Styles of Mentoring
Zachary Wallace, MD, MSc, assistant professor of medicine, Harvard Medical School, Boston, and member, Clinical Epidemiology Research Program, Division of Rheumatology, Allergy, and Immunology, Massachusetts General Hospital, Boston, spoke next, and he focused on several different types of mentors that exist, as presented in an excellent paper published in JAMA Internal Medicine.2
The traditional mentor is one who uses a formal, dynamic and reciprocal relationship with a novice (mentee) to promote career growth for both the mentor and mentee.
The coach is an individual who teaches others how to improve in a particular skill or subject; coaches are distinct from mentors in that they focus on performance related to a specific issue rather than growth in multiple dimensions.
A sponsor is someone who does several things: uses his/her influence in a field to make mentees more visible; risks his/her reputation when recommending junior colleagues; and promotes a mentee without this action being visible to the mentee, meaning that support is given in a somewhat anonymous fashion.
Connectors, the final category, represent master networkers who have extensive social and political capital accrued from years of academic success. By making connections between others, these connectors can impact large fields in significant ways, though they may be and feel quite remote from mentees because they are working from afar and on a grand scale.
Dr. Wallace described how these types of mentorship have influenced the COVID-19 Global Rheumatology Alliance, which is a grassroots organization that began through connections on Twitter at the beginning of the pandemic.

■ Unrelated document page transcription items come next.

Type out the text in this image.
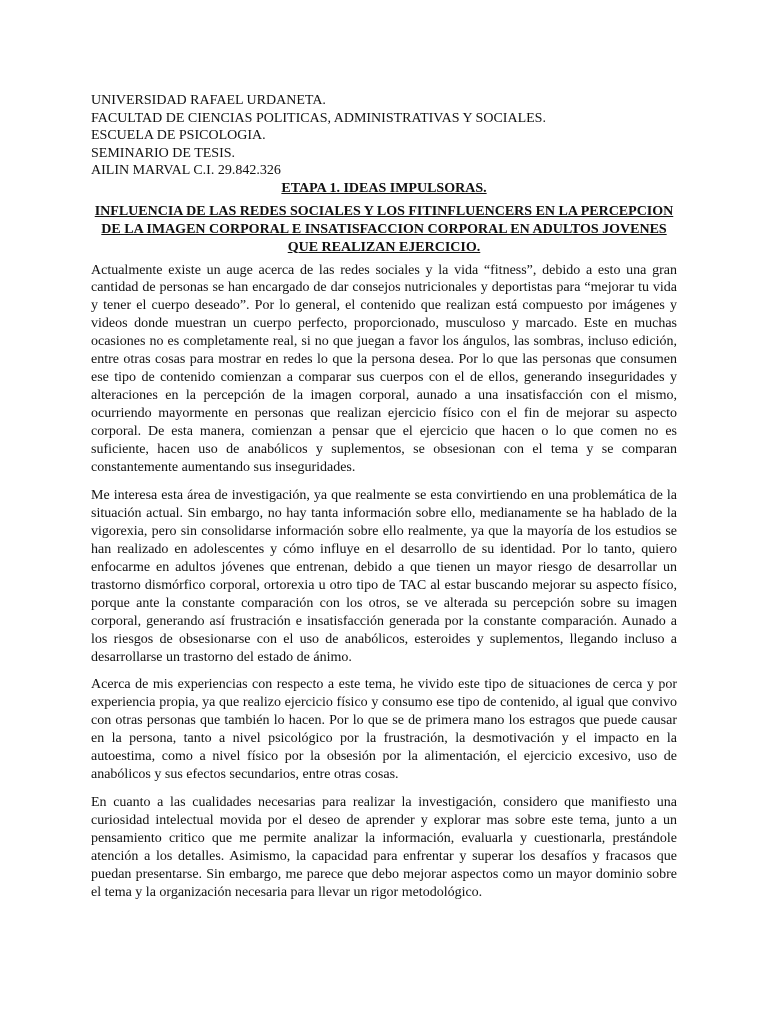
UNIVERSIDAD RAFAEL URDANETA.

FACULTAD DE CIENCIAS POLITICAS, ADMINISTRATIVAS Y SOCIALES.

ESCUELA DE PSICOLOGIA.

SEMINARIO DE TESIS.

AILIN MARVAL C.I. 29.842.326

ETAPA 1. IDEAS IMPULSORAS.

INFLUENCIA DE LAS REDES SOCIALES Y LOS FITINFLUENCERS EN LA PERCEPCION DE LA IMAGEN CORPORAL E INSATISFACCION CORPORAL EN ADULTOS JOVENES QUE REALIZAN EJERCICIO.

Actualmente existe un auge acerca de las redes sociales y la vida “fitness”, debido a esto una gran cantidad de personas se han encargado de dar consejos nutricionales y deportistas para “mejorar tu vida y tener el cuerpo deseado”. Por lo general, el contenido que realizan está compuesto por imágenes y videos donde muestran un cuerpo perfecto, proporcionado, musculoso y marcado. Este en muchas ocasiones no es completamente real, si no que juegan a favor los ángulos, las sombras, incluso edición, entre otras cosas para mostrar en redes lo que la persona desea. Por lo que las personas que consumen ese tipo de contenido comienzan a comparar sus cuerpos con el de ellos, generando inseguridades y alteraciones en la percepción de la imagen corporal, aunado a una insatisfacción con el mismo, ocurriendo mayormente en personas que realizan ejercicio físico con el fin de mejorar su aspecto corporal. De esta manera, comienzan a pensar que el ejercicio que hacen o lo que comen no es suficiente, hacen uso de anabólicos y suplementos, se obsesionan con el tema y se comparan constantemente aumentando sus inseguridades.

Me interesa esta área de investigación, ya que realmente se esta convirtiendo en una problemática de la situación actual. Sin embargo, no hay tanta información sobre ello, medianamente se ha hablado de la vigorexia, pero sin consolidarse información sobre ello realmente, ya que la mayoría de los estudios se han realizado en adolescentes y cómo influye en el desarrollo de su identidad. Por lo tanto, quiero enfocarme en adultos jóvenes que entrenan, debido a que tienen un mayor riesgo de desarrollar un trastorno dismórfico corporal, ortorexia u otro tipo de TAC al estar buscando mejorar su aspecto físico, porque ante la constante comparación con los otros, se ve alterada su percepción sobre su imagen corporal, generando así frustración e insatisfacción generada por la constante comparación. Aunado a los riesgos de obsesionarse con el uso de anabólicos, esteroides y suplementos, llegando incluso a desarrollarse un trastorno del estado de ánimo.

Acerca de mis experiencias con respecto a este tema, he vivido este tipo de situaciones de cerca y por experiencia propia, ya que realizo ejercicio físico y consumo ese tipo de contenido, al igual que convivo con otras personas que también lo hacen. Por lo que se de primera mano los estragos que puede causar en la persona, tanto a nivel psicológico por la frustración, la desmotivación y el impacto en la autoestima, como a nivel físico por la obsesión por la alimentación, el ejercicio excesivo, uso de anabólicos y sus efectos secundarios, entre otras cosas.

En cuanto a las cualidades necesarias para realizar la investigación, considero que manifiesto una curiosidad intelectual movida por el deseo de aprender y explorar mas sobre este tema, junto a un pensamiento critico que me permite analizar la información, evaluarla y cuestionarla, prestándole atención a los detalles. Asimismo, la capacidad para enfrentar y superar los desafíos y fracasos que puedan presentarse. Sin embargo, me parece que debo mejorar aspectos como un mayor dominio sobre el tema y la organización necesaria para llevar un rigor metodológico.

Several innovative mentoring approaches that have been used by this network include 1) involving patients extensively in the steering committee, study design, scientific writing and other endeavors to facilitate bidirectional mentoring between patients and physicians, 2) linking clinicians virtually from across the world to help them work together, and 3) using microgrants to assist investigators in developing countries while also guiding them through proposals, providing feedback and supporting data collection, analysis and presentation activities.
Shortage of Pediatric Rheumatologists
The final speaker in this portion of the summit was Sumaira Farman, MBBS, FRCP, MRCP, MACP, FACR, professor of medicine, National Hospital and Medical Center, Fatima Memorial Hospital College of Medicine and Dentistry, Lahore, Pakistan. Dr. Farman discussed the critical shortage of pediatric rheumatologists in much of the world, particularly in countries with low gross domestic product.